As Tara struck the deep and primal unifying terror, unseen machines channeled her through that fear, tore her to a gurgle of white noise like grinding glass and seashore rush and trills on a sharped violin.

And she was through.

Panting. Crouched. Naked.

She made herself clothes: the cream-colored suit Shale bought her. Arranged her hair. Looked down through glass into a city.

She crouched under Rampart Boulevard in Alt Coulumb's Central Business District.

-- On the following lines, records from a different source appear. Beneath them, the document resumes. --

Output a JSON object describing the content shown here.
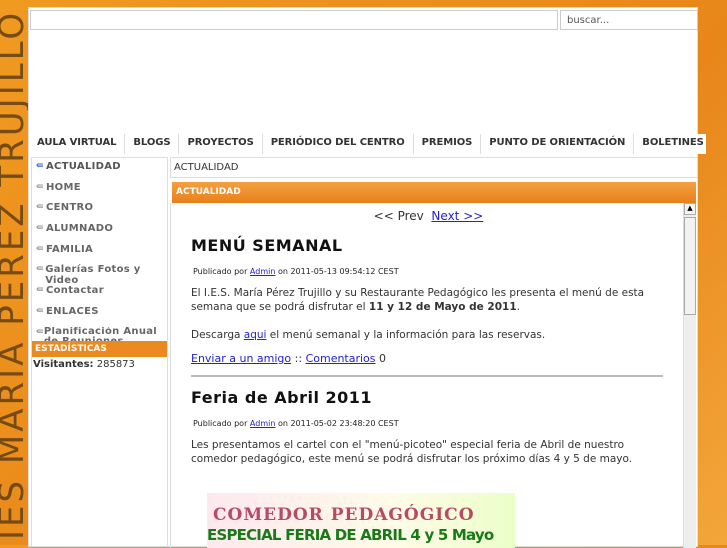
{
  "side_banner": "IES MARÍA PÉREZ TRUJILLO",
  "search": {
    "placeholder": "buscar..."
  },
  "nav": [
    "AULA VIRTUAL",
    "BLOGS",
    "PROYECTOS",
    "PERIÓDICO DEL CENTRO",
    "PREMIOS",
    "PUNTO DE ORIENTACIÓN",
    "BOLETINES"
  ],
  "sidebar": {
    "items": [
      "ACTUALIDAD",
      "HOME",
      "CENTRO",
      "ALUMNADO",
      "FAMILIA",
      "Galerías Fotos y Video",
      "Contactar",
      "ENLACES",
      "Planificación Anual de Reuniones"
    ],
    "stats_title": "ESTADÍSTICAS",
    "visitors_label": "Visitantes:",
    "visitors": "285873"
  },
  "breadcrumb": "ACTUALIDAD",
  "section_title": "ACTUALIDAD",
  "pager": {
    "prev": "<< Prev",
    "next": "Next >>"
  },
  "posts": [
    {
      "title": "MENÚ SEMANAL",
      "by": "Publicado por",
      "author": "Admin",
      "date": "on 2011-05-13 09:54:12 CEST",
      "p1a": "El I.E.S. María Pérez Trujillo y su Restaurante Pedagógico les presenta el menú de esta semana que se podrá disfrutar el ",
      "p1b": "11 y 12 de Mayo de 2011",
      "p1c": ".",
      "p2a": "Descarga ",
      "p2link": "aqui",
      "p2b": " el menú semanal y la información para las reservas.",
      "send": "Enviar a un amigo",
      "sep": " :: ",
      "comments": "Comentarios",
      "count": " 0"
    },
    {
      "title": "Feria de Abril 2011",
      "by": "Publicado por",
      "author": "Admin",
      "date": "on 2011-05-02 23:48:20 CEST",
      "p1": "Les presentamos el cartel con el \"menú-picoteo\" especial feria de Abril de nuestro comedor pedagógico, este menú se podrá disfrutar los próximo días 4 y 5 de mayo.",
      "poster1": "COMEDOR PEDAGÓGICO",
      "poster2": "ESPECIAL FERIA DE ABRIL 4 y 5 Mayo"
    }
  ]
}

Skyscrapers plummeted to a vanishing point beneath her. Men and women and golems and snakelings and skeletons strolled below, their feet inches from hers, separated by a translucent pane of crystal perfectly flat on Tara's side. They did not realize they walked upside down. Robes, slacks, and dresses draped in the usual way. Braids did not fall up. A carriage rolled past. She heard nothing.

Stomach and world turned somersaults together. She looked up in hope of relief.

Bad idea.

She stood on what seemed a crystal plane, beneath which Alt Coulumb jutted down into blue sky. But the plane was in fact a shallow bowl rising in slow swell on all sides, here slashed with ocean froth, there scraped with green, the crystal curve at vision's edge so tall it would shame the tallest mountain Tara had ever seen—no, not the bottom of a bowl at all. She craned her neck back and back, and far above the walls arched and joined to a domed roof, and up there she saw stars that were streetlights and stars that were also stars.

She stood in the empty inside of the globe.

She felt the architecture of this dream. She could scream into the void. She could pound the glass with enough force to crack planets and burn stars. It would never break. The world's hollow heart was her empire and her tomb.